Ecklonia cava extracts inhibit lipopolysaccharide induced inflammatory responses in human endothelial cells

Ecklonia cava (EC) is a brown alga that evidences radical scavenging, bactericidal, tyrosinase inhibitory and protease inhibitory activities. However, the antiinflammatory effects in human endothelial cells and its molecular mechanism remain poorly understood. In this study, we attempted to determine whether pretreatment with EC extracts induce a significant inhibition of antiinflammatory activities in lipopolysaccharide (LPS) induced human endothelial cells. We found that each EC extract inhibits LPS induced barrier permeability, expression of cell adhesion molecules, monocytes adhesion, and transendothelial migration to human endothelial cells.
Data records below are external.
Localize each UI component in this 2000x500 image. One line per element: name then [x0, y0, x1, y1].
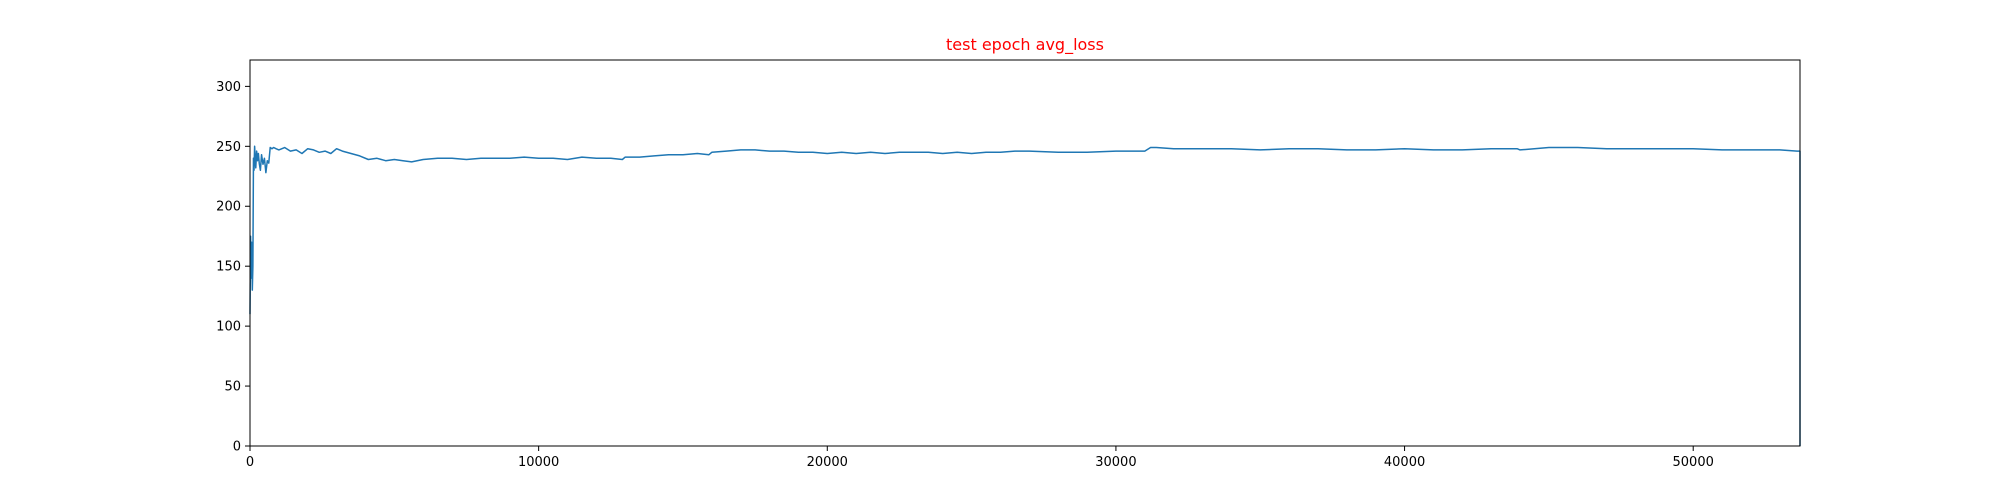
x-tick-label: 50000: [1673, 455, 1714, 470]
series-group: [249, 145, 1801, 446]
y-axis-ticks: 0 50 100 150 200 250 300: [216, 80, 250, 455]
series-line-0: [249, 145, 1801, 446]
y-tick-label: 0: [233, 440, 241, 455]
x-tick-label: 0: [246, 455, 254, 470]
y-tick-label: 250: [216, 140, 241, 155]
y-tick-label: 100: [216, 320, 241, 335]
x-tick-label: 30000: [1095, 455, 1136, 470]
x-axis-ticks: 0 10000 20000 30000 40000 50000: [246, 446, 1714, 470]
x-tick-label: 40000: [1384, 455, 1425, 470]
x-tick-label: 20000: [807, 455, 848, 470]
y-tick-label: 200: [216, 200, 241, 215]
y-tick-label: 300: [216, 80, 241, 95]
chart-title: test epoch avg_loss: [946, 35, 1104, 55]
y-tick-label: 150: [216, 260, 241, 275]
x-tick-label: 10000: [518, 455, 559, 470]
y-tick-label: 50: [224, 380, 241, 395]
plot-frame: [249, 59, 1801, 447]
Further studies revealed that EC extracts suppress the production of tumor necrosis factor-alpha (TNF-alpha) and activation of nuclear factor-kappa B (NF-kappaB). Particularly, the antiinflammatory effects of ethyl acetate (EtOAc) and butanol (n-BuOH) extracts were better than those of other extracts. Collectively, these results suggest that EC extracts possess barrier integrity activity, inhibitory activity on cell adhesion and migration to endothelial cells by blocking the activation of NF-kappaB expression and production of TNF-alpha, thereby endorsing its usefulness as therapy for vascular inflammatory diseases.